The Task Force was composed of a chair, selected by the Clinical Guidelines Subcommittee (CGS) of The Endocrine Society, six additional experts, a methodologist, and a medical writer. The Task Force received no corporate funding or remuneration.
The Task Force used systematic reviews of available evidence to inform its key recommendations. The Task Force used consistent language and graphical descriptions of both the strength of recommendation and the quality of evidence, using the recommendations of the Grading of Recommendations, Assessment, Development, and Evaluation (GRADE) group. The strength of a recommendation is indicated by the number 1 (strong recommendation, associated with the phrase "we recommend") or 2 (weak recommendation, associated with the phrase "we suggest"). The quality of the evidence is indicated by cross-filled circles, such that [1 cross-filled circle, 3 empty circles] denotes very-low-quality evidence, [2 cross-filled circles, 2 empty circles] low quality, [3 cross-filled circles, 1 empty circle] moderate quality, and [4 cross-filled circles] high quality. Each recommendation is followed by a description of the evidence.

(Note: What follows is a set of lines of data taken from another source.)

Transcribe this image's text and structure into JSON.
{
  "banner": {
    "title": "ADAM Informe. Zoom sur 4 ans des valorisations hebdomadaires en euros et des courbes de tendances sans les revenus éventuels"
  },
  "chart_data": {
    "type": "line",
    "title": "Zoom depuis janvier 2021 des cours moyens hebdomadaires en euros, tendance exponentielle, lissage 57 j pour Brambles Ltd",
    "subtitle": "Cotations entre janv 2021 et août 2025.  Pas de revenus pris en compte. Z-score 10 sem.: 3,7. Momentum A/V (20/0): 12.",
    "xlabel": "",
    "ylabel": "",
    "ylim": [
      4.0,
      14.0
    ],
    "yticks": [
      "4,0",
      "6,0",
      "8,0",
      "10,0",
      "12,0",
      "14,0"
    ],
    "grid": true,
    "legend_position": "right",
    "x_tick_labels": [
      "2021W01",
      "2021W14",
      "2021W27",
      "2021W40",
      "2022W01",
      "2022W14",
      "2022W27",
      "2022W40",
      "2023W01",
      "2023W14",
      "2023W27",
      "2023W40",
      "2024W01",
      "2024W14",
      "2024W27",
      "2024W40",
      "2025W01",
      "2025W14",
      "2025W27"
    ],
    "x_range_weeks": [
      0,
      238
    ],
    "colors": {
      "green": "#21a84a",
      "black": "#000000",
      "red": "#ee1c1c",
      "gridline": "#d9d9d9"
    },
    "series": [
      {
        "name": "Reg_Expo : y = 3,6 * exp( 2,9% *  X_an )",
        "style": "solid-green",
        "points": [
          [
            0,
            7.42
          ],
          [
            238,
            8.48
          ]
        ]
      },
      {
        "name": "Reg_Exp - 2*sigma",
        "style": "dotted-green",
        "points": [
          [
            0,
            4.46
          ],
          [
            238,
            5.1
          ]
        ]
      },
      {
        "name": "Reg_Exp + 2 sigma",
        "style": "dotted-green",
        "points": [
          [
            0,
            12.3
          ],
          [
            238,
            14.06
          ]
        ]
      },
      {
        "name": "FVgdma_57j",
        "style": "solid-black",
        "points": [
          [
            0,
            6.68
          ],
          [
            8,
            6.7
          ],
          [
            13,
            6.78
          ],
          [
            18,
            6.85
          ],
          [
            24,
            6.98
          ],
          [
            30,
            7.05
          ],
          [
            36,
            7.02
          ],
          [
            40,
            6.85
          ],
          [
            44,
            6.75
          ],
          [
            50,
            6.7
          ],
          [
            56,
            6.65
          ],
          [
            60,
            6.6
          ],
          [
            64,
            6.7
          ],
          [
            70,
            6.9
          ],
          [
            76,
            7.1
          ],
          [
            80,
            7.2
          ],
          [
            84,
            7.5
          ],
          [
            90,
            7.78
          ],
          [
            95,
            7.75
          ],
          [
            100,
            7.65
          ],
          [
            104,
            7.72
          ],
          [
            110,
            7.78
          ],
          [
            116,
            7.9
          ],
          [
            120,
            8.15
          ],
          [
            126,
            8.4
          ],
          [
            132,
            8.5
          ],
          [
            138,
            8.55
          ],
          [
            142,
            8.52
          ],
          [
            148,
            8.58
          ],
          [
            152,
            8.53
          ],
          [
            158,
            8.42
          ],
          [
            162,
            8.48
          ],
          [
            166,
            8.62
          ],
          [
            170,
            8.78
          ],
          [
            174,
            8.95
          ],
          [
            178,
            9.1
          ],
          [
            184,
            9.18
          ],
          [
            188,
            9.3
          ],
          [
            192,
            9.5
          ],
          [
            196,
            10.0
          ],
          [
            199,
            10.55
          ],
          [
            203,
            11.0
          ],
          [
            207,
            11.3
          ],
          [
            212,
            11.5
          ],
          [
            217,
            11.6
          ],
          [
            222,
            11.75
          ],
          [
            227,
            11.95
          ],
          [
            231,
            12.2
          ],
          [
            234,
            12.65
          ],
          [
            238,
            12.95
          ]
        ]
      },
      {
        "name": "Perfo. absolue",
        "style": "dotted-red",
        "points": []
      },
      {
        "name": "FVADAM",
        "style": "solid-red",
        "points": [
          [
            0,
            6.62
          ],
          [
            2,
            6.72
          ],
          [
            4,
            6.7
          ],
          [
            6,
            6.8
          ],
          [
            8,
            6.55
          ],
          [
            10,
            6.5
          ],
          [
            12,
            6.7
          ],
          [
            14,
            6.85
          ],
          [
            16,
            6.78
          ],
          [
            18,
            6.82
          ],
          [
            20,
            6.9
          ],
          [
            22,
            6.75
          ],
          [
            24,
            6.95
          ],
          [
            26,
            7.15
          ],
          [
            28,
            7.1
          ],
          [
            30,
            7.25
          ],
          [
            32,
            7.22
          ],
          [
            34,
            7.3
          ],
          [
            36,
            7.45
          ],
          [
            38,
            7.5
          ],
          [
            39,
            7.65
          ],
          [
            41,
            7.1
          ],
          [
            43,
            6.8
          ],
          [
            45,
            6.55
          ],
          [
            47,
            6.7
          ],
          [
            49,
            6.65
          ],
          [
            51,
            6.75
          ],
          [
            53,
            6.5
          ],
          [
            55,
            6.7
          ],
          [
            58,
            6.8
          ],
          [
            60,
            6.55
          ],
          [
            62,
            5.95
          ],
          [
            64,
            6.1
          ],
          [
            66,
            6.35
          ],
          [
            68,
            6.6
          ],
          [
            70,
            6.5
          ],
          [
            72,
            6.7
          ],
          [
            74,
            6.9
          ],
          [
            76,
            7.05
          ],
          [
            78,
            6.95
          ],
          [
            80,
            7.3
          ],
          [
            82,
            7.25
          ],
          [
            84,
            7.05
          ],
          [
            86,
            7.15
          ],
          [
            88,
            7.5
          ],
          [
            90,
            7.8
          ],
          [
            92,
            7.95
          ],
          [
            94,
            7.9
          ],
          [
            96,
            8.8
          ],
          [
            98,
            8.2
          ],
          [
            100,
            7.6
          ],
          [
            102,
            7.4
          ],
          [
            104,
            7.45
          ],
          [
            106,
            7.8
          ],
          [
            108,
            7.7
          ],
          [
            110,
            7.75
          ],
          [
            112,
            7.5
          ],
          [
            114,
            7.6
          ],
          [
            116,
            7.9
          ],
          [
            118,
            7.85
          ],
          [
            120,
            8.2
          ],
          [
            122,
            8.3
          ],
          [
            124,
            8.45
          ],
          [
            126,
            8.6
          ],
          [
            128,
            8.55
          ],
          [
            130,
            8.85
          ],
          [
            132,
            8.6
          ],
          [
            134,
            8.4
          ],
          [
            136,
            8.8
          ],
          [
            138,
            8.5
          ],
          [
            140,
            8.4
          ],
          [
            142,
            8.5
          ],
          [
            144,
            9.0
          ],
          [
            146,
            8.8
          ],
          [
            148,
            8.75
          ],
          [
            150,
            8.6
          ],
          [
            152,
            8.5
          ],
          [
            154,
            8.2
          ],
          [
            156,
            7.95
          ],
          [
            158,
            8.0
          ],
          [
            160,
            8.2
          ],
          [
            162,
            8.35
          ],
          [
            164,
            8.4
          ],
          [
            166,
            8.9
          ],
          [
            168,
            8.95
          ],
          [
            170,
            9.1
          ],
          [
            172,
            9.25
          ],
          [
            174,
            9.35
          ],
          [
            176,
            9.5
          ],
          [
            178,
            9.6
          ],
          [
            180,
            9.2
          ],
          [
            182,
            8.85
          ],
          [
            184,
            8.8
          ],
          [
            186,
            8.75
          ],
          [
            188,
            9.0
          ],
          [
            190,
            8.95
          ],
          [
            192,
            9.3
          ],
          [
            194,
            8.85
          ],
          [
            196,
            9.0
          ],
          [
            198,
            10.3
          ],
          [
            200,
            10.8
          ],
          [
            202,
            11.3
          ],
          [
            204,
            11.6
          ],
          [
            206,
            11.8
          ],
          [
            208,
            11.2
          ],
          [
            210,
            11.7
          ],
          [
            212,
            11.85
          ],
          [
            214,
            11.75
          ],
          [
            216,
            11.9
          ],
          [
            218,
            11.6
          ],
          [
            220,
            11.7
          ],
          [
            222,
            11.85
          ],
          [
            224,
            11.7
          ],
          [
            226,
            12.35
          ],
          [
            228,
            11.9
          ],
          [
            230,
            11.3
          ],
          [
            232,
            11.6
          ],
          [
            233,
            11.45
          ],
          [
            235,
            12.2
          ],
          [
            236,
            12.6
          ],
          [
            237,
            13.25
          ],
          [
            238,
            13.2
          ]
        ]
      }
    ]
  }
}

Consensus was guided by systematic reviews of evidence and discussions during one group meeting, several conference calls, and e-mail communications. The drafts prepared by the task force with the help of a medical writer were reviewed successively by The Endocrine Society's CGS, Clinical Affairs Committee (CAC), and Executive Committee. The version approved by the CGS and CAC was placed on The Endocrine Society's web site for comments by members. At each stage of review, the Task Force received written comments and incorporated needed changes.
We recommend against making a diagnosis of androgen deficiency in women at present because of the lack of a well-defined clinical syndrome and normative data on total or free testosterone levels across the lifespan that can be used to define the disorder. Although there is evidence for short-term efficacy of testosterone in selected populations, such as surgically menopausal women, we recommend against the generalized use of testosterone by women because the indications are inadequate and evidence of safety in long-term studies is lacking. A review of the data currently available is presented, and areas of future research are outlined. To formulate clinical guidelines for use of testosterone in women, additional information will be necessary. This includes defining conditions that, when not treated with androgens, have adverse health consequences to women; defining clinical and laboratory parameters that distinguish those with these conditions; and assessing the efficacy and long-term safety of androgen administration on outcomes that are important to women diagnosed with these conditions. This necessary clinical research cannot occur until the biological, physiological, and psychological underpinnings of the role of androgens in women and candidate disorders are further elucidated.